# Slim Devices Transporter



## jerome (Apr 24, 2007)

I'm currently looking at replacing my CD player by a stream player. SqueezeBox, Sonos and Transporter are mainly what I'm considering now.

Slim Devices' Transporter seems to be a high-quality streaming device that can match high-end CD players (if I believe some reviews I read).

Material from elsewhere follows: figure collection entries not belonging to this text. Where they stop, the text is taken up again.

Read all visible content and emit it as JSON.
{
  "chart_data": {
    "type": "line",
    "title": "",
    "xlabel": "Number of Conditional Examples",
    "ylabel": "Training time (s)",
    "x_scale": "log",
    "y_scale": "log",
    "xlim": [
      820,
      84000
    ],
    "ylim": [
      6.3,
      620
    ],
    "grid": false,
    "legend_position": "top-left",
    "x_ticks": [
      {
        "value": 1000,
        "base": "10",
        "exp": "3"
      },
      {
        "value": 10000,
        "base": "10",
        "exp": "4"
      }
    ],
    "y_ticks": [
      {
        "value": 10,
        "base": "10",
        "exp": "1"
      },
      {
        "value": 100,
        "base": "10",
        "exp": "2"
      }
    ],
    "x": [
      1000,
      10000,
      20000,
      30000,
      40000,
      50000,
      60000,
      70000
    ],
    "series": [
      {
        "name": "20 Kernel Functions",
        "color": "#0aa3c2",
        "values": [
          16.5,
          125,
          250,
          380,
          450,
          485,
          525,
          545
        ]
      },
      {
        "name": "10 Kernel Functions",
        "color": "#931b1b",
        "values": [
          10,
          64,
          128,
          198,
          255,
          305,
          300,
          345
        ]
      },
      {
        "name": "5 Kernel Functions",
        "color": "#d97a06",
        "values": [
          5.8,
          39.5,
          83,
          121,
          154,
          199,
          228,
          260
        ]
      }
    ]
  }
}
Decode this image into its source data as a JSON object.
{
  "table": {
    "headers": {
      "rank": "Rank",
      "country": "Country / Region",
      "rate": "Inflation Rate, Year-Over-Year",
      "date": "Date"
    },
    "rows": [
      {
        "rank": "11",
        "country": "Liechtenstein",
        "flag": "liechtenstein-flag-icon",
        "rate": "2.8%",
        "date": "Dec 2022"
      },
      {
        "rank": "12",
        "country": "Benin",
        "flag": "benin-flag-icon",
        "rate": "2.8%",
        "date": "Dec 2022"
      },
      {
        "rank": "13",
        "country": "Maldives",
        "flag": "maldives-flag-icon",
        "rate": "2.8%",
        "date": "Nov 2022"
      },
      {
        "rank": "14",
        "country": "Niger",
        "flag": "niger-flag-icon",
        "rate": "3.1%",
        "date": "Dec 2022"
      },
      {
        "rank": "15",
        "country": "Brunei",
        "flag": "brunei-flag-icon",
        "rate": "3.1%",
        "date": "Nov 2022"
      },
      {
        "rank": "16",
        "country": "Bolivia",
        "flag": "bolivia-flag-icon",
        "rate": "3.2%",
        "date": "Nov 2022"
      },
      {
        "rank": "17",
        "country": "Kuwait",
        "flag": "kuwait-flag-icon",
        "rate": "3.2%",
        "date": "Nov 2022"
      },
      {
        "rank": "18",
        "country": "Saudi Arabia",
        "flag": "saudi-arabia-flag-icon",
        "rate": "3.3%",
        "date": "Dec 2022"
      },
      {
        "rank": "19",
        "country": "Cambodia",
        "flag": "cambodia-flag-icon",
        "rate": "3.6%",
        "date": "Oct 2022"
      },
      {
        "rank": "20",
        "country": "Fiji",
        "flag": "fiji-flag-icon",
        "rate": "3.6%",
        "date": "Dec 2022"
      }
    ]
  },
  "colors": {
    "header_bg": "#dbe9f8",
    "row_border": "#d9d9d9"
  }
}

What is your opinions? Is there anyone here who has tried and/or owns a Transporter ? I this really worth $2000 or should I go for SqueezeBox+DAC?
Unfortunately, I am unable to borrow one for test without buying it here in Norway :crying:

Thanks for any suggestions !!! :help:


----------



## avaserfi (Jul 5, 2007)

While I don't own a squeeze box since I use my PS3 for wireless streaming I do have a couple of friends that own them and absolutely love them for two channel listening. In all honesty I don't see a point in spending $2000 on something so simple get the $300 squeeze box and blow the $1700 left over on some other toys .


----------



## jerome (Apr 24, 2007)

Yes, that was my first thought too. I thought about buying an SB3 and a good DAC afterwards. But is there someone in this forum who owns a Transporter could justify why I should pay so much more for it ?

I'm just curious:bigsmile:


----------